Nono. I “passaporti d’immunità” potrebbero alimentare le divisioni tra le Nazioni?
Le persone provenienti da Paesi che non sono in grado o non sono disposti ad attuare programmi di passaporto per l’immunità potrebbero essere esclusi dal viaggiare nei Paesi che li stipulano. Già le persone con HIV sono soggette a restrizioni sull’ingresso, la vita e il lavoro in Paesi con leggi che incidono sui diritti delle minoranze sessuali e di genere, come la Russia, l’Egitto e Singapore.
Decimo. Potrebbero minacciare la salute pubblica invece di proteggerla?

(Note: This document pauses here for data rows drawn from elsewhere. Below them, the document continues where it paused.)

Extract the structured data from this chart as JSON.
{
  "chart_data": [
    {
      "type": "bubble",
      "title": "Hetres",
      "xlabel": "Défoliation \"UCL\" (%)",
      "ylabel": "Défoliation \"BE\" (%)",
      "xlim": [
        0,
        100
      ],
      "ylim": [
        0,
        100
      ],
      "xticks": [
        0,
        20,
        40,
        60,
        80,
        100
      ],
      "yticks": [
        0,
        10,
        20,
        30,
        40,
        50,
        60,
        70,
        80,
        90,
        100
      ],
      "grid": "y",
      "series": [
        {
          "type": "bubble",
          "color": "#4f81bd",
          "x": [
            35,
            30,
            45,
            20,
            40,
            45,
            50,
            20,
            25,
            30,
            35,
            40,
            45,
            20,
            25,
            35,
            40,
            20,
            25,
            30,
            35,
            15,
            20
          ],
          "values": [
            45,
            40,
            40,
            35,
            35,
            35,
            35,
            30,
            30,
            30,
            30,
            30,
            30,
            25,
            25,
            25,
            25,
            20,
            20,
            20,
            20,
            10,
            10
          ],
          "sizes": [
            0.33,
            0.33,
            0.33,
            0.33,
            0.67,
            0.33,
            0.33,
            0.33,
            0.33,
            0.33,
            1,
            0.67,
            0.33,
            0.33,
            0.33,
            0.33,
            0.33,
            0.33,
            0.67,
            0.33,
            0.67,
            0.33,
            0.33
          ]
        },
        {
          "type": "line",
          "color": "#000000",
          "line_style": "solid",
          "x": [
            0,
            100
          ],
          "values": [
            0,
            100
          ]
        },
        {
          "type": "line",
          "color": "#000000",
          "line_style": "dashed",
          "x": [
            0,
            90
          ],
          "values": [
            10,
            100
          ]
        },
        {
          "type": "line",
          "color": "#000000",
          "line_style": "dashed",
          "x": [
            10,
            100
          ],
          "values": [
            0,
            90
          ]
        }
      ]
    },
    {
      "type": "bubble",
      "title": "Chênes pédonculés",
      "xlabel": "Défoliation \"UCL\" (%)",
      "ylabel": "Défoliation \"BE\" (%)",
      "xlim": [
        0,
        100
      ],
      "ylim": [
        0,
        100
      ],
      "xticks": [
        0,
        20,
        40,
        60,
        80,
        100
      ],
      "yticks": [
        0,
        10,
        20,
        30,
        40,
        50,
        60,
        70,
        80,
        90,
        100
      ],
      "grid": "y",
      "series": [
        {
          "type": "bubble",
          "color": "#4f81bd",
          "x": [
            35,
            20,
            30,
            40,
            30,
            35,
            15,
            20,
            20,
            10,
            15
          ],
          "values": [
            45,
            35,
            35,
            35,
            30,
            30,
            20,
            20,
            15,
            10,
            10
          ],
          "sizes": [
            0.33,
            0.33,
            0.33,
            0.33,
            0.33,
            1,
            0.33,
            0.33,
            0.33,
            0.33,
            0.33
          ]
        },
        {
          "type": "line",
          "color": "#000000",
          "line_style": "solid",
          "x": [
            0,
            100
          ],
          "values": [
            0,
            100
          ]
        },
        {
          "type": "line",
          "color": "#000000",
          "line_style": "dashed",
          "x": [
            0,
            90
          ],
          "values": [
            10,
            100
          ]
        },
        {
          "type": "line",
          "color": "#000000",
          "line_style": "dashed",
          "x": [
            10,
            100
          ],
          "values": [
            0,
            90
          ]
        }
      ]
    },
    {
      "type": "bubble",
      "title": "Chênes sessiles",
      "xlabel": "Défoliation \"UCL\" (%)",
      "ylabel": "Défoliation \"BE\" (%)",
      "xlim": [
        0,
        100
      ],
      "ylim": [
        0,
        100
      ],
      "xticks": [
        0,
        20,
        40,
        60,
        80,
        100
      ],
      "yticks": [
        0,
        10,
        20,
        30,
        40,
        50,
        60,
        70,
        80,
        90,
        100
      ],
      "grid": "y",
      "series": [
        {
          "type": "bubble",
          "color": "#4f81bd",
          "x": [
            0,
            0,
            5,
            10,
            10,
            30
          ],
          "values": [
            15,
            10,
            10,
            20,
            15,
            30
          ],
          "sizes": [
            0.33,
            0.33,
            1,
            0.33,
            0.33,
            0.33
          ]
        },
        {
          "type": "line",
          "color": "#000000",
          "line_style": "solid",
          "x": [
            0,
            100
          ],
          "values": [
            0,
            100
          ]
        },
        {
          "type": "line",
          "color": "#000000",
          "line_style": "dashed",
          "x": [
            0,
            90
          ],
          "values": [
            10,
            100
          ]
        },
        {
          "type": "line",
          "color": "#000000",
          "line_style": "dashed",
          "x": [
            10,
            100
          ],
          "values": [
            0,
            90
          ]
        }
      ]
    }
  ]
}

I passaporti dell’immunità potrebbero creare incentivi perversi. Se l’accesso a determinate libertà sociali ed economiche è concesso solo alle persone che si sono riprese da Covid-19, i passaporti di immunità potrebbero incentivare individui sani e non immuni a cercare intenzionalmente l’infezione, mettendo a rischio se stessi e gli altri. Le difficoltà economiche potrebbero amplificare l’incentivo se un passaporto di immunità è l’unico modo per un controllo salariale. Le persone potrebbero ottenere documenti in modo illecito, mediante corruzione, trasferimento tra persone o contraffazione. Questi potrebbero creare ulteriori minacce per la salute, perché le persone che “comprano” o “rubano” l’immunità potrebbero continuare a diffondere il virus.
Che cosa fare allora?
La proposta di Nature: “Il successo dipende dalla solidarietà e da un’etica fondata sull’autonomia individuale è gravemente inappropriata durante una crisi di sanità pubblica; l’obiettivo generale deve essere quello di promuovere il bene comune. Invece dei passaporti di immunità, i governi e le imprese dovrebbero investire tempo, talento e denaro disponibili in due strategie”. Eccole, secondo Nature. La prima è la formula collaudata della limitazione del danno da pandemia (tramite test, tracciabilità e isolamento) che ha funzionato bene da Singapore e dalla Nuova Zelanda a Guernsey e Hanoi. Lo stato di salute, i dati personali e la posizione devono essere resi anonimi. Le app che consentono alle persone di fare scelte sicure sui propri movimenti dovrebbero essere prioritarie. La seconda è lo sviluppo, la produzione e la distribuzione globale di un vaccino per SARS-CoV-2. Se l’accesso alla vaccinazione sarà universale, tempestivo e gratuito, la certificazione di vaccinazione potrà essere il “passaporto” per la partecipazione a determinate attività. Ma se l’accesso a un vaccino è limitato in qualche modo, allora alcune delle disuguaglianze già evidenziate potrebbero ancora applicarsi.